Dieser Text auf der Einladung zur Feier des zehnjährigen Bestehens der Heilpädagogischen Ambulanz (Heilpädagogische Ambulanz) macht nachdenklich und klingt ein bisschen traurig. „Wir haben jede Menge Freude", stellt die Leiterin der Heilpädagogische Ambulanz und Heilpädagogin Marlene Ostermann klar. „Wenn wir die Kinder verabschieden, dann bleibt oft auch ein Stück davon in unseren Herzen.” Und das sei etwas Schönes und bereite eben viel Freuds.

Rund 400 Kinder betreut

Rund 400 Kindern sind während der zehn Jahre durch die erfolgreichen Betreuungshände der Mitarbeiterinnen gegangen. „Früher habe ich nie Hausaufgaben gemacht”, sagt eines der betreuten Kinder. „Jetzt mache ich sie hier jeden Tag.” Beim Tag der offenen Tür reichen zwei Jugendliche Getränke herum. Sie bieten jedem Besucher ein herzliches Willkommen mit einem Stück federngeschmückter Schokolade. Beide strahlen. Eines der Mädchen kam mit ihrer Pflegefamilie nicht zurecht. Mittlerweile lebt sie in ihrer eigenen Wohnung, nach wie vor betreut durch die Heilpädagogische Ambulanz. „Meine Betreuerin ist super!”, freut sich eine andere. „Ich konnte mich in der Schule sehr verbessern.” Das ist auch die Meinung ihrer Mutter. So gab es von allen Seiten Lob zum zehnjährigen Bestehen. Der Geschäftsführer der Evangelischen Jugendhilfe, Günter Jäckle, nannte die Heilpädagogische Ambulanz einen verlässlichen und kompetenten Ort für Kinder und Jugendliche.

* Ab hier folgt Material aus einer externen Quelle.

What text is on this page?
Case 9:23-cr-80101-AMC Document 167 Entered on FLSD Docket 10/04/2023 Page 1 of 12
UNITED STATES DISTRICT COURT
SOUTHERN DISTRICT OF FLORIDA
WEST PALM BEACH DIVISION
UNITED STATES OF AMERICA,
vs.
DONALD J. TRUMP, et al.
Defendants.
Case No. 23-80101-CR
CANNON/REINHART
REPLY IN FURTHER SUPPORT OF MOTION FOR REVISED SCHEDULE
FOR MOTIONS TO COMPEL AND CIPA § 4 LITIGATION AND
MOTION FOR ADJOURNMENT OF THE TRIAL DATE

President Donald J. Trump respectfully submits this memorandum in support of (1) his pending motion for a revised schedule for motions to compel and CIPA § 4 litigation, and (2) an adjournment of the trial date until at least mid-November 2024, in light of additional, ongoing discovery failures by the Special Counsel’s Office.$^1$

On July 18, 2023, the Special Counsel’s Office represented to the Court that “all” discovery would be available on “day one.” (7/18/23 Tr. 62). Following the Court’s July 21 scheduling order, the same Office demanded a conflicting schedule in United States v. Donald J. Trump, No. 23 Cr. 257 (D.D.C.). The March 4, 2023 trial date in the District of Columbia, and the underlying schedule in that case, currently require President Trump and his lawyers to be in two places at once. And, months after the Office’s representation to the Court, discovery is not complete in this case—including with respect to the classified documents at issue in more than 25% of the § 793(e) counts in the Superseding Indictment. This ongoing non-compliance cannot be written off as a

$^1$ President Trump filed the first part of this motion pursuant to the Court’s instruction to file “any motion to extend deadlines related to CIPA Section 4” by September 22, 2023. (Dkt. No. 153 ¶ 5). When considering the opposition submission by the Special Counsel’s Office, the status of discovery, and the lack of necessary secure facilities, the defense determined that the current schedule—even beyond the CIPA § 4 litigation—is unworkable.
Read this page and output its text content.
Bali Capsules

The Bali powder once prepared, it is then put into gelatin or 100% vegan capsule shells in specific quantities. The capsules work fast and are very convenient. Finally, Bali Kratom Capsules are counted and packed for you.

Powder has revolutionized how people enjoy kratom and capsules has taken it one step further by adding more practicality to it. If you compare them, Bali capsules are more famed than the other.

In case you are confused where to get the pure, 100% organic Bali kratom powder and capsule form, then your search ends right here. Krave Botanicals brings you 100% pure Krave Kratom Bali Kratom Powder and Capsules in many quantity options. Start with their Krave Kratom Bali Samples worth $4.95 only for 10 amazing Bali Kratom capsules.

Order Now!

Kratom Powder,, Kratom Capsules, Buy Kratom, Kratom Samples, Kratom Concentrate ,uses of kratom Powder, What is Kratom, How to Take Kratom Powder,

Die Vorsitzende der Gesellschafterversammlung Simone Kugler-Haase überreichte dem Heilpädagogische Ambulanz-Team symbolisch einen neuen Laptop; Superintendent Hartmut Demski überbrachte mit seinen Glückwünschen auch den biblischen Rat, den Blickwinkel der Kinder einzunehmen, und eine Mitarbeiterin des Jugendamtes Hoyerswerda bedankte sich bewegt bei Marlene Ostermann: „Es hat mir so gut getan, zu wissen, dass es Sie gibt.” In Wermelskirchen lebt ein Pflegekind aus Hoyerswerda. Da flossen dann ein paar Tränen, auch im Gedenken an eine plötzlich verstorbene Kollegin.